Я был до того потрясен, что не произнес ни слова, зато Тинкл спросил:

– Для чего тогда повязка? – В пьяном виде он был уверен в себе, тогда как в трезвом, наоборот, сдержан, как я заметил в то утро.

– Испробую радикальный метод лечения от депрессии, – объяснил Мангров. – Ходил в Нью-Йорке к психиатру, который придерживается холистического подхода. Пробует переместить деятельность моего мозга в левое полушарие. У меня постепенно стало работать почти исключительно правое полушарие, ответственное за творческую деятельность, и, слишком на него полагаясь, я подвергся жестокой депрессии после эмоциональной травмы. Врач сказал, что никогда не видел человека в подобной депрессии, который еще остается в живых.

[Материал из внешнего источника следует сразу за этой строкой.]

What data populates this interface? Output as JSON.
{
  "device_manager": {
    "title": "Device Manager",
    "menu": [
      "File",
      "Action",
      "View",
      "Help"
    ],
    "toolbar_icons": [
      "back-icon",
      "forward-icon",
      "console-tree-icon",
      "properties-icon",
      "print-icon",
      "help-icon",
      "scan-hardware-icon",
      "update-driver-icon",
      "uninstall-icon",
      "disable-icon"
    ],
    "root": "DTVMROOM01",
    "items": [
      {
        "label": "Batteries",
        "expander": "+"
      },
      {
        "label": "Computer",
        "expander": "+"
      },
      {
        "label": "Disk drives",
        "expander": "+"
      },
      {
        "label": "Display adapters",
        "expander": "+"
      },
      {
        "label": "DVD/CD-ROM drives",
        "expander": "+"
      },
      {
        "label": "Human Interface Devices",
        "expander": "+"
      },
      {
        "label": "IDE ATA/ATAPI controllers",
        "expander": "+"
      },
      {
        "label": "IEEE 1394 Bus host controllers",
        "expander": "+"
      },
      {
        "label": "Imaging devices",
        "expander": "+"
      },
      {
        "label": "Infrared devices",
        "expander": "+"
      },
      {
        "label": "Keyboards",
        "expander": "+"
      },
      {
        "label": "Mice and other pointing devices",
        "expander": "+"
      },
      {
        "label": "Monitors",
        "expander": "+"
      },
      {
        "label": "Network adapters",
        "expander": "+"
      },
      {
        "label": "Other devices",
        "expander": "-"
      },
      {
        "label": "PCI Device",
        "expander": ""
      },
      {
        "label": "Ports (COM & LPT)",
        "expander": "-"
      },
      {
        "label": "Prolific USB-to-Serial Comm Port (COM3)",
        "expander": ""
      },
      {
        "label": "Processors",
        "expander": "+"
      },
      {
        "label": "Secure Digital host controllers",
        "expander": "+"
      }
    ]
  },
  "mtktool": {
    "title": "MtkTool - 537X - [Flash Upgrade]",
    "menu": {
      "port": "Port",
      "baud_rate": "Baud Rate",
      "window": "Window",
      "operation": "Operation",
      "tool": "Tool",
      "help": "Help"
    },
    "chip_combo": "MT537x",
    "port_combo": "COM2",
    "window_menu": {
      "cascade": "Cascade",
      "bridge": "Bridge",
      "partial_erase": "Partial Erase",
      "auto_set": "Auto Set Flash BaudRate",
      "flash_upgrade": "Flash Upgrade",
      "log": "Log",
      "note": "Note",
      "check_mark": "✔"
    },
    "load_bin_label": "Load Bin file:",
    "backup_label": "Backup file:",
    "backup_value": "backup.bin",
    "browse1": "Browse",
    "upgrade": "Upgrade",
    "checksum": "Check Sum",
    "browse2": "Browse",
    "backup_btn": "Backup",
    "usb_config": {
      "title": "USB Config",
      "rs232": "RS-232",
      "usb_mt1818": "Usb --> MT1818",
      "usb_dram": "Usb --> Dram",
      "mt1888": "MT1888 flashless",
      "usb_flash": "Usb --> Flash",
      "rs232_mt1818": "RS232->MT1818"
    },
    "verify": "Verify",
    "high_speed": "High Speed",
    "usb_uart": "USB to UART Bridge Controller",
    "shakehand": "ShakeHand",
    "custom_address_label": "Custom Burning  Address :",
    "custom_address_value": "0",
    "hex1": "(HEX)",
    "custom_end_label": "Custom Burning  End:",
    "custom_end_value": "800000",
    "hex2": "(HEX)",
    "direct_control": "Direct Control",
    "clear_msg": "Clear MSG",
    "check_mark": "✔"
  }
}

– Но ведь повязка на левом глазу, – заметил я.

– Правое полушарие мозга контролирует левую половину тела, – объяснил Мангров.

– Я про это совсем позабыл, – сказал я. – Все равно что под парусами идти. Терпеть не могу, когда левое – это правое, а правое – левое. Хотя, кажется, за творческую деятельность отвечает как раз левое полушарие, но, может быть, тут я сознательно ошибаюсь. Впрочем, надо сказать, дело темное.

– Помогает? – спросил Тинкл Мангрова, и я задумался, может быть, Тинкл хочет выяснить, не поможет ли наглазная повязка справиться с его осечками. Интересно, какое полушарие мозга контролирует половой член. Поскольку он находится посередине, рассуждал я, возможно, его контролируют оба полушария, что не лишено смысла: когда одно полушарие отключается, все равно хочется, чтобы пенис работал. Поэтому Тинклу, возможно, придется носить повязки на обоих глазах.

– Пока не уверен, – сказал Мангров. – Ношу всего пару недель.

– Значит, вы пытаетесь перекинуть определенную долю деятельности на другую сторону, на левую… в надежде добиться какого-то равновесия, как на доске качелей? – уточнил я.

– Да, – подтвердил Мангров. – Некоторые области моего мозга годами не видели серотонина. – Он говорил так серьезно, что все им сказанное приобретало весомость истины; образ мозга с областями, изголодавшимися по серотонину, был просто восхитителен.

– Наверно, ваш мозг похож на Марс, – вдохновенно вымолвил я. – С пустыми высохшими каналами.

– Из-за чего же он пересох? – спросил Тинкл, страдавший, конечно, от противоположной проблемы избытка жидкости.

– Из-за девушки, – сказал Мангров. – Студентки из моей литературной группы в Колумбийском университете. Я в нее влюбился. И она в меня влюбилась. На один семестр. Я так и не оправился.

– Когда это было? – уточнил Тинкл.

– Десять лет назад.

– И вы десять лет тоскуете по той девушке? – спросил я.

– Да.

– Вообще не общаетесь с ней? – расспрашивал Тинкл.

– Не видел и не говорил почти девять лет. Но я ее выслеживал.

– То есть как? – удивился Тинкл. – Разве можно выслеживать не видя?

– Мысленно выслеживал. Высматривал, куда бы ни ехал. По-моему, она в Калифорнии, но я ее искал, даже когда ехал на велосипеде сюда, в Саратогу. Если сейчас кто-нибудь стукнет в дверь, на секунду подумаю – это она. Вот откуда каналы в мозгу.

– Налейте еще виски, – попросил я Тинкла. Горестная и трагическая история почти ничуть не лучше вчерашних признаний Тинкла, фантастически похожая на тему Кеннета о поисках изнасиловавшего его мужчины… Я подумал, не сообщить ли, что Кеннет сидит в той же лодке, но излагать историю было бы слишком сложно; кроме того, неизвестно, оценит ли Мангров проведенную мной параллель между насильником Кеннета и молоденькой любимой студенткой.

– Да, налейте еще, – подхватил Мангров. – Хотя мне, возможно, пить больше не следует. Может быть, в данный момент функционируют лишь два процента моего мозга, и мне не хотелось бы уничтожить возможные результаты действия повязки.

– Можно пить только левой половиной рта, – подсказал я. – Я так делаю при стоматите.

Тинкл щедро добавил лекарство во все стаканы.

– В моем состоянии необходимо пить, – сообщил он Мангрову. – Поэтому не старайтесь тягаться со мной.